Un de nos mobilisés a écrit; malgré l'armistice, ils couchent plus que jamais dans la boue, et malgré l'espoir et l'annonce de la reprise prochaine des hostilités, moins que jamais on ne les exerce. Il y a eu des morts et des blessés, il y a surtout des malades. Un médecin de La Châtre, le docteur Boursault, malgré son âge assez avancé et sa fortune assez médiocre, s'est attaché gratuitement au service du bataillon.

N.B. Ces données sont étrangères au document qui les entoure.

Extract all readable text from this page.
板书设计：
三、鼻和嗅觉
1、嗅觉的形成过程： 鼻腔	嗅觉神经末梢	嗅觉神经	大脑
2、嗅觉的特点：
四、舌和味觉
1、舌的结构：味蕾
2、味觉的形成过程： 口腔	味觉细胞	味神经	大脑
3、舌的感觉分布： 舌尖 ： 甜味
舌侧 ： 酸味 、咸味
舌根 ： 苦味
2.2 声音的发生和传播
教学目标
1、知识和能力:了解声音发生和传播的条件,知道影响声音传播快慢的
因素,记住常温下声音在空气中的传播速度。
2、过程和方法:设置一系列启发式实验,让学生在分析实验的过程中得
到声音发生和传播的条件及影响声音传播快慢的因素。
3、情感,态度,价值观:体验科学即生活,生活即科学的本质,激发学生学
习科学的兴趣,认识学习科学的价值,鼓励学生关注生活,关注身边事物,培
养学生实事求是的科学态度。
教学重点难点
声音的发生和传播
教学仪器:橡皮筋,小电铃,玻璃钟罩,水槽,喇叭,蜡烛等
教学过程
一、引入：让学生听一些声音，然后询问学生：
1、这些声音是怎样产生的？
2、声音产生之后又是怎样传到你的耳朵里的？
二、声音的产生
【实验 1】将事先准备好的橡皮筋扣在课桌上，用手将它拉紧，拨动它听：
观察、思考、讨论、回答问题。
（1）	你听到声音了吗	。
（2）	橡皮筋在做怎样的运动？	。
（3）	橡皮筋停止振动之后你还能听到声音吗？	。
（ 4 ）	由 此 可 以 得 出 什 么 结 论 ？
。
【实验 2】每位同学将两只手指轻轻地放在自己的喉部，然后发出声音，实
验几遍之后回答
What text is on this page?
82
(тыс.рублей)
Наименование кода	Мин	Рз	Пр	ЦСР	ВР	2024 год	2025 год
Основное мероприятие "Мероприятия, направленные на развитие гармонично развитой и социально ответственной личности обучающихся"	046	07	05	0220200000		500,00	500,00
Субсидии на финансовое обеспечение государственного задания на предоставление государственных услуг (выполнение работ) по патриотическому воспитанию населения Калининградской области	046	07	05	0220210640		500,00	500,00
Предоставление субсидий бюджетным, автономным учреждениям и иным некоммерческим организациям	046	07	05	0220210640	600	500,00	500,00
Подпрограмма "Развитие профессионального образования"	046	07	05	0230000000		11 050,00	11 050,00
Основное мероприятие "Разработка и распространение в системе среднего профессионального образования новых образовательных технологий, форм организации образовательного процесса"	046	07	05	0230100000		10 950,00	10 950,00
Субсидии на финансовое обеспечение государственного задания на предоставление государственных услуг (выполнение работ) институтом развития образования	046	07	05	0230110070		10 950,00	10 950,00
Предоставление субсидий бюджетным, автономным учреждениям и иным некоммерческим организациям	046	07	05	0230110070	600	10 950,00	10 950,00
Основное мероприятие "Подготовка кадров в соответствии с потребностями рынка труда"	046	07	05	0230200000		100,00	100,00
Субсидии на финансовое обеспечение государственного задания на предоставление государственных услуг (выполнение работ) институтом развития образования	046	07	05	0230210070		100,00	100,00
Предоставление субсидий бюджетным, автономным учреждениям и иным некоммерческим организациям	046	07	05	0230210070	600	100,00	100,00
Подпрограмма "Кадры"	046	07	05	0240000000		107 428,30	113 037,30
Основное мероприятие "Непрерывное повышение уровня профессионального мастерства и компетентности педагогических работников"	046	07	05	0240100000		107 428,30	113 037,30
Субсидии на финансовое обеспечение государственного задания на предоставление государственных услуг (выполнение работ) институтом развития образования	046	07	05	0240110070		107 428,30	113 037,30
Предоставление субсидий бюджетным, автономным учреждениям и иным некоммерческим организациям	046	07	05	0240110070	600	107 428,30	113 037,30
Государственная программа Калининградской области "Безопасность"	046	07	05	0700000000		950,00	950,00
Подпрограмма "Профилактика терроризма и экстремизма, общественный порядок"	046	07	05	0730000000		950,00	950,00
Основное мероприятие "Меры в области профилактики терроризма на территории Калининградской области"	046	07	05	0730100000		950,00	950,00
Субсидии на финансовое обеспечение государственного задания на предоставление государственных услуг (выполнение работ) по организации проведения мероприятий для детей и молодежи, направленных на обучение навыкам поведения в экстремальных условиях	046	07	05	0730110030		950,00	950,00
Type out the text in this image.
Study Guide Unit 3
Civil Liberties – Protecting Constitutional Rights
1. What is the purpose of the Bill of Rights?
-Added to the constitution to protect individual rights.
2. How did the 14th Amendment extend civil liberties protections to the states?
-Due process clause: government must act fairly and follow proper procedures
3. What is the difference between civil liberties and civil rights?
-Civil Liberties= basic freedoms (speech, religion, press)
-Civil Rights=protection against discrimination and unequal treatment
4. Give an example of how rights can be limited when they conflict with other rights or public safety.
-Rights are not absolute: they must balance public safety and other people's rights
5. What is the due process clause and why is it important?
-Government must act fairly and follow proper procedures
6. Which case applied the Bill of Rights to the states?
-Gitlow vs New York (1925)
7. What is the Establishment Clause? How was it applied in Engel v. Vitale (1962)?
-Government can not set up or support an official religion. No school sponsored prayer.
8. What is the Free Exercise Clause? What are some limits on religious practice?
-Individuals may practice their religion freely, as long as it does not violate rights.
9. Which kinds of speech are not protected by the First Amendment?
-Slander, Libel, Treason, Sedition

Je donnerais beaucoup pour être sûre que le dictateur a donné sa démission. Je commençais à le haïr pour avoir fait tant souffrir et mourir inutilement. Ses adorateurs m'irritaient en me répétant qu'il nous a sauvé l'honneur. Notre honneur se serait fort bien sauvé sans lui. La France n'est pas si lâche qu'il lui faille avoir un professeur de courage et de dévouement devant l'ennemi. Tous les partis ont eu des héros dans cette guerre, tous les contingents ont fourni des martyrs. Nous avons bien le droit de maudire celui qui s'est présenté comme capable de nous mener à la victoire et qui ne nous a menés qu'au désespoir. Nous avions le droit de lui demander un peu de génie, il n'a même pas eu de bon sens.
Que Dieu lui pardonne! Je vais me dépêcher de l'oublier, car la colère et la méfiance composent un milieu où je ne vivrais pas mieux qu'un poisson sur un arbre. Ceux qui ne sont pas contents du dictateur disent qu'il aura des comptes sévères à rendre à la France, et que son avenir n'est pas riant. Je souhaite qu'on le laisse tranquille. S'il faut qu'une enquête se fasse sur sa probité, que je ne révoque point en doute—les exaltés ne sont pas cupides—dès qu'il se sera justifié, qu'on lui pardonne tout, en raison de la raison qui lui manque. Le chauffeur maladroit qui fait éclater la chaudière n'est pas punissable quand il saute avec elle.
Il pleut, le vent souffle en foudre. Il y a dans l'air une détente qui ne sera pas sans influence sur notre espèce nerveuse et impressionnable. Non! on ne se battra pas demain.
8 février.
Dès le matin, les paysans des deux sections de la commune étaient réunis devant l'église. Les vieux et les infirmes voulaient se traîner au chef-lieu de canton, qui est à six kilomètres. Mon fils fait atteler pour eux un grand chariot qu'on accepte, et il s'en va à pied avec les jeunes. Sur la route, on rencontre les autres communes marchant en ordre avec leurs vieillards conduits par les voitures des voisins, qui, sans s'être concertés, ont tous eu l'idée de fournir des moyens de transport, et de se servir de leurs jambes plutôt que de laisser un électeur privé de son droit. Pas une abstention! Ce vote au chef-lieu de canton a paru une espèce de défi qu'on a voulu accepter.—Dans la journée, on vient nous dire que tout est calme, qu'il n'y a pas eu l'ombre d'une querelle, et notre village rentre sans avoir manqué à sa parole.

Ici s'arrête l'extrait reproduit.